This entry is part 1 of 15 in the series Lovelace½

On Wednesdays we’ll be presenting stories. Which, you know, isn’t materially different from Mondays, where we present stories, or Friday, where we present stories. We’re kind of a story operation, if you think about it.

However, Mondays we specifically present myth. Fridays are devoted (at least for the moment) to serials and one-shots in the Justice Wing universe. On Wednesdays, we’ll give you serials and short stories on any subject matter.

Today we begin Lovelace 1/2, a novel about a young woman named Andi. She’s an expat Brit going to a private school in America. And, right up to her Freshman year, she’s been a completely normal person. She prefers sports to studies, she has friends, she likes to watch television and do not much of anything.

And, well, I hope you like her. Or at least like the story.


Breakfast was often quite good at Brooks-Carillon Academy. The cooking staff had real chefs over them, and they often experimented and played with food. And when it wasn’t particularly good there was always the row of cereals, all in their plastic tubes with the paddle wheels along the bottom to measure out servings. And, there was usually semi-fresh fruit. There was even a place where you could make waffles if they’d filled the dispenser.

Most of that went out the door on Saturday mornings. Every other Saturday was actually a half-day of school, and every Saturday there was afternoon sport. That was the nature of boarding schools — the students had to be there on Saturdays anyhow, so they might as well send them to class and onto the field. That way, they could fill more of the school year with breaks so parents could pick their children up and actually get to spend some time with them.

Not that Andi would know much about that. Her parents weren’t the “visiting” type even back in England. Now that the Atlantic separated them she had no reason to expect she’d see them at all before they had to pick her up for the summer — and even that assumed she didn’t fly straight to some summer program or another.

Andi leaned her head back against the glass of the window. The long couch she was sitting on was in the Year 9 team area, up against a back wall. The window was a little low — or the couch a little high — so it was like she was resting her head against a glass wall. That helped with the thick feeling in her stomach — the oatmeal and under-ripe fruit that had been breakfast hadn’t sat well, and making it through dreary English and History classes hadn’t fixed it. Now that she was heading into Math and a test — well, a bad day was about to get worse.

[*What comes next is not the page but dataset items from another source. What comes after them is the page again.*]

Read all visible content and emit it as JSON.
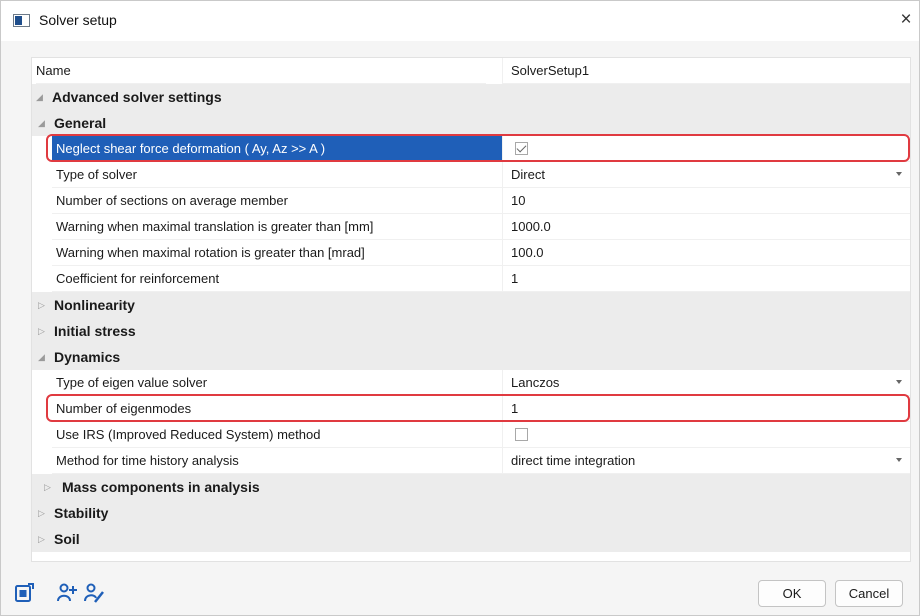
{
  "window": {
    "title": "Solver setup",
    "close_glyph": "×"
  },
  "grid": {
    "name_row": {
      "label": "Name",
      "value": "SolverSetup1"
    },
    "advanced": {
      "label": "Advanced solver settings",
      "expander": "◢"
    },
    "general": {
      "label": "General",
      "expander": "◢",
      "items": [
        {
          "label": "Neglect shear force deformation ( Ay, Az >> A )",
          "type": "checkbox",
          "checked": true
        },
        {
          "label": "Type of solver",
          "value": "Direct",
          "type": "dropdown"
        },
        {
          "label": "Number of sections on average member",
          "value": "10"
        },
        {
          "label": "Warning when maximal translation is greater than [mm]",
          "value": "1000.0"
        },
        {
          "label": "Warning when maximal rotation is greater than [mrad]",
          "value": "100.0"
        },
        {
          "label": "Coefficient for reinforcement",
          "value": "1"
        }
      ]
    },
    "nonlinearity": {
      "label": "Nonlinearity",
      "expander": "▷"
    },
    "initial_stress": {
      "label": "Initial stress",
      "expander": "▷"
    },
    "dynamics": {
      "label": "Dynamics",
      "expander": "◢",
      "items": [
        {
          "label": "Type of eigen value solver",
          "value": "Lanczos",
          "type": "dropdown"
        },
        {
          "label": "Number of eigenmodes",
          "value": "1"
        },
        {
          "label": "Use IRS (Improved Reduced System) method",
          "type": "checkbox",
          "checked": false
        },
        {
          "label": "Method for time history analysis",
          "value": "direct time integration",
          "type": "dropdown"
        }
      ]
    },
    "mass_components": {
      "label": "Mass components in analysis",
      "expander": "▷"
    },
    "stability": {
      "label": "Stability",
      "expander": "▷"
    },
    "soil": {
      "label": "Soil",
      "expander": "▷"
    }
  },
  "footer": {
    "tools": [
      {
        "name": "export-icon"
      },
      {
        "name": "add-user-icon"
      },
      {
        "name": "edit-user-icon"
      }
    ],
    "ok_label": "OK",
    "cancel_label": "Cancel"
  },
  "colors": {
    "selection": "#1f5fb8",
    "highlight": "#e03a40",
    "group_background": "#ececec",
    "tool_icon": "#1f5fb8"
  }
}
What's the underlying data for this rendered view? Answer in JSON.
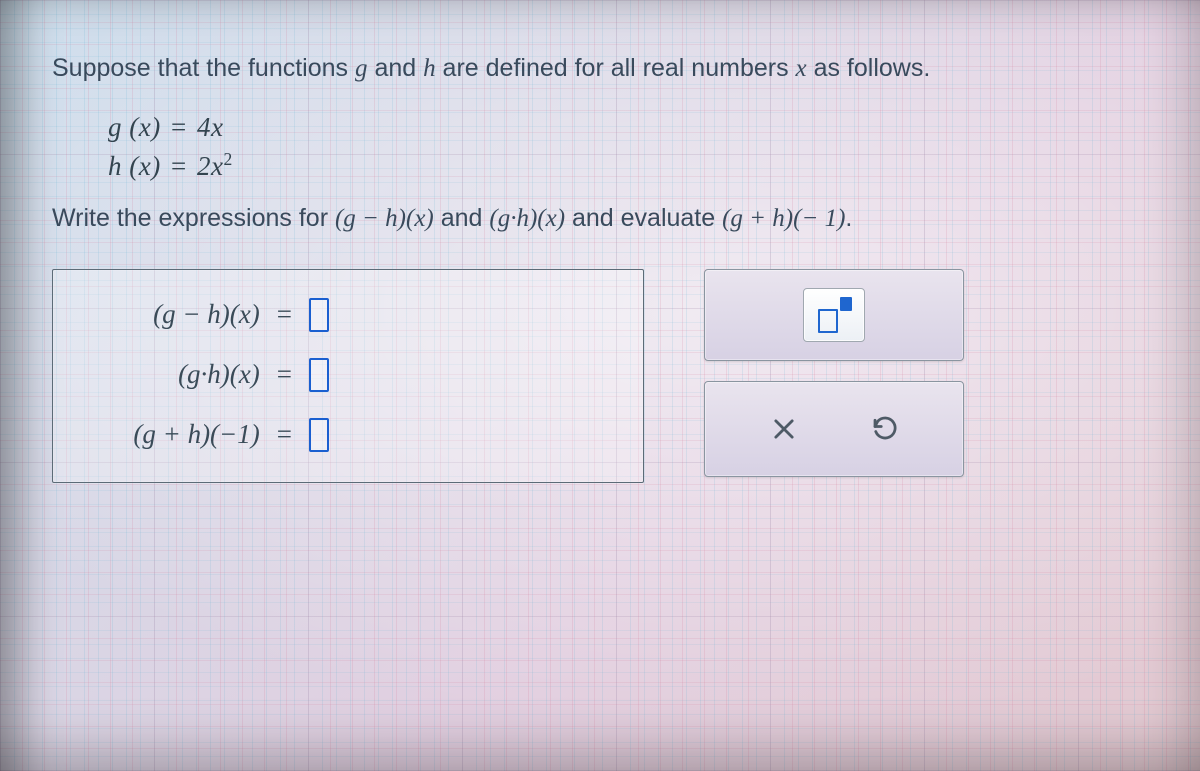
{
  "intro": {
    "pre": "Suppose that the functions ",
    "g": "g",
    "mid1": " and ",
    "h": "h",
    "mid2": " are defined for all real numbers ",
    "x": "x",
    "post": " as follows."
  },
  "defs": {
    "g_lhs": "g (x)",
    "g_eq": "=",
    "g_rhs": "4x",
    "h_lhs": "h (x)",
    "h_eq": "=",
    "h_rhs_base": "2x",
    "h_rhs_exp": "2"
  },
  "task": {
    "pre": "Write the expressions for ",
    "e1": "(g − h)(x)",
    "mid1": " and ",
    "e2": "(g·h)(x)",
    "mid2": " and evaluate ",
    "e3": "(g + h)(− 1)",
    "post": "."
  },
  "answers": {
    "r1_lhs": "(g − h)(x)",
    "r2_lhs": "(g·h)(x)",
    "r3_lhs": "(g + h)(−1)",
    "eq": "="
  },
  "tools": {
    "exponent_name": "exponent-template",
    "clear_name": "clear",
    "reset_name": "reset"
  }
}
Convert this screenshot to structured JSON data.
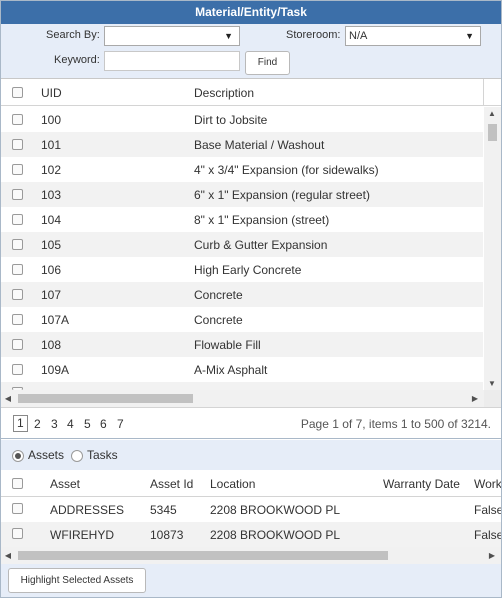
{
  "title": "Material/Entity/Task",
  "search": {
    "search_by_label": "Search By:",
    "search_by_value": "",
    "storeroom_label": "Storeroom:",
    "storeroom_value": "N/A",
    "keyword_label": "Keyword:",
    "keyword_value": "",
    "find_label": "Find"
  },
  "materials": {
    "columns": [
      "UID",
      "Description"
    ],
    "rows": [
      {
        "uid": "100",
        "description": "Dirt to Jobsite"
      },
      {
        "uid": "101",
        "description": "Base Material / Washout"
      },
      {
        "uid": "102",
        "description": "4\" x 3/4\" Expansion (for sidewalks)"
      },
      {
        "uid": "103",
        "description": "6\" x 1\" Expansion (regular street)"
      },
      {
        "uid": "104",
        "description": "8\" x 1\" Expansion (street)"
      },
      {
        "uid": "105",
        "description": "Curb & Gutter Expansion"
      },
      {
        "uid": "106",
        "description": "High Early Concrete"
      },
      {
        "uid": "107",
        "description": "Concrete"
      },
      {
        "uid": "107A",
        "description": "Concrete"
      },
      {
        "uid": "108",
        "description": "Flowable Fill"
      },
      {
        "uid": "109A",
        "description": "A-Mix Asphalt"
      }
    ]
  },
  "pager": {
    "pages": [
      "1",
      "2",
      "3",
      "4",
      "5",
      "6",
      "7"
    ],
    "current_page": "1",
    "info": "Page 1 of 7, items 1 to 500 of 3214."
  },
  "mode": {
    "assets_label": "Assets",
    "tasks_label": "Tasks",
    "selected": "Assets"
  },
  "assets": {
    "columns": [
      "Asset",
      "Asset Id",
      "Location",
      "Warranty Date",
      "Work"
    ],
    "rows": [
      {
        "asset": "ADDRESSES",
        "asset_id": "5345",
        "location": "2208 BROOKWOOD PL",
        "warranty_date": "",
        "work": "False"
      },
      {
        "asset": "WFIREHYD",
        "asset_id": "10873",
        "location": "2208 BROOKWOOD PL",
        "warranty_date": "",
        "work": "False"
      }
    ]
  },
  "footer": {
    "highlight_label": "Highlight Selected Assets"
  },
  "colors": {
    "title_bar": "#3c6fa9",
    "toolbar_bg": "#e6edf8",
    "alt_row": "#f2f2f2"
  },
  "icons": {
    "dropdown": "chevron-down-icon",
    "scroll_up": "arrow-up-icon",
    "scroll_down": "arrow-down-icon",
    "scroll_left": "arrow-left-icon",
    "scroll_right": "arrow-right-icon"
  }
}
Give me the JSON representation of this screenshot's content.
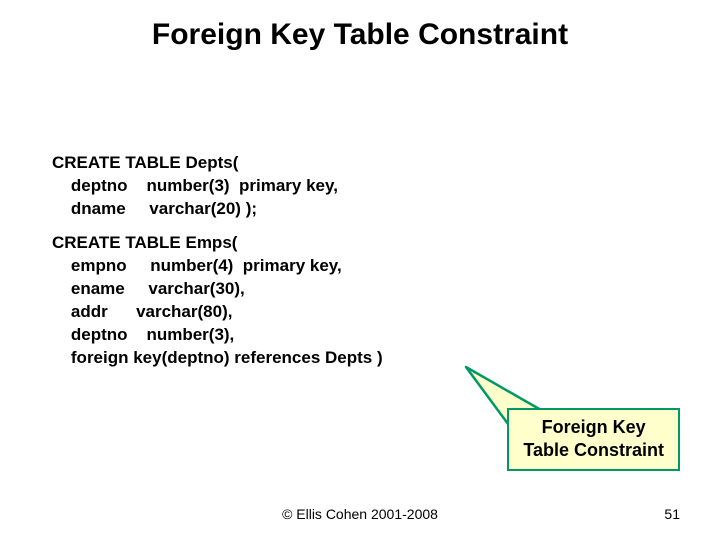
{
  "title": "Foreign Key Table Constraint",
  "code1": "CREATE TABLE Depts(\n    deptno    number(3)  primary key,\n    dname     varchar(20) );",
  "code2": "CREATE TABLE Emps(\n    empno     number(4)  primary key,\n    ename     varchar(30),\n    addr      varchar(80),\n    deptno    number(3),\n    foreign key(deptno) references Depts )",
  "callout": {
    "line1": "Foreign Key",
    "line2": "Table Constraint"
  },
  "footer": {
    "copyright": "© Ellis Cohen 2001-2008",
    "page": "51"
  }
}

The team area was stuffy. Year 9 was on the second floor of the lower school, and though air conditioning was after the fact, the building dated back to 1893. Even electricity was an aftermarket add-on. Actually getting good airflow in May really wasn’t an option.

“Hey Andi.”

Andi opened her eyes. It was Isabelle Buckle — Andi’s best friend, more or less. She was another Year 9 girl, tall, dark skinned and dark haired. Bell had a head start on physical development, compared with the other Year 9s, which contrasted her with Andi was more petite, light tanned skinned and black haired. “Hello Bell,” she said, sitting back up. “Are you ready for Algebra?”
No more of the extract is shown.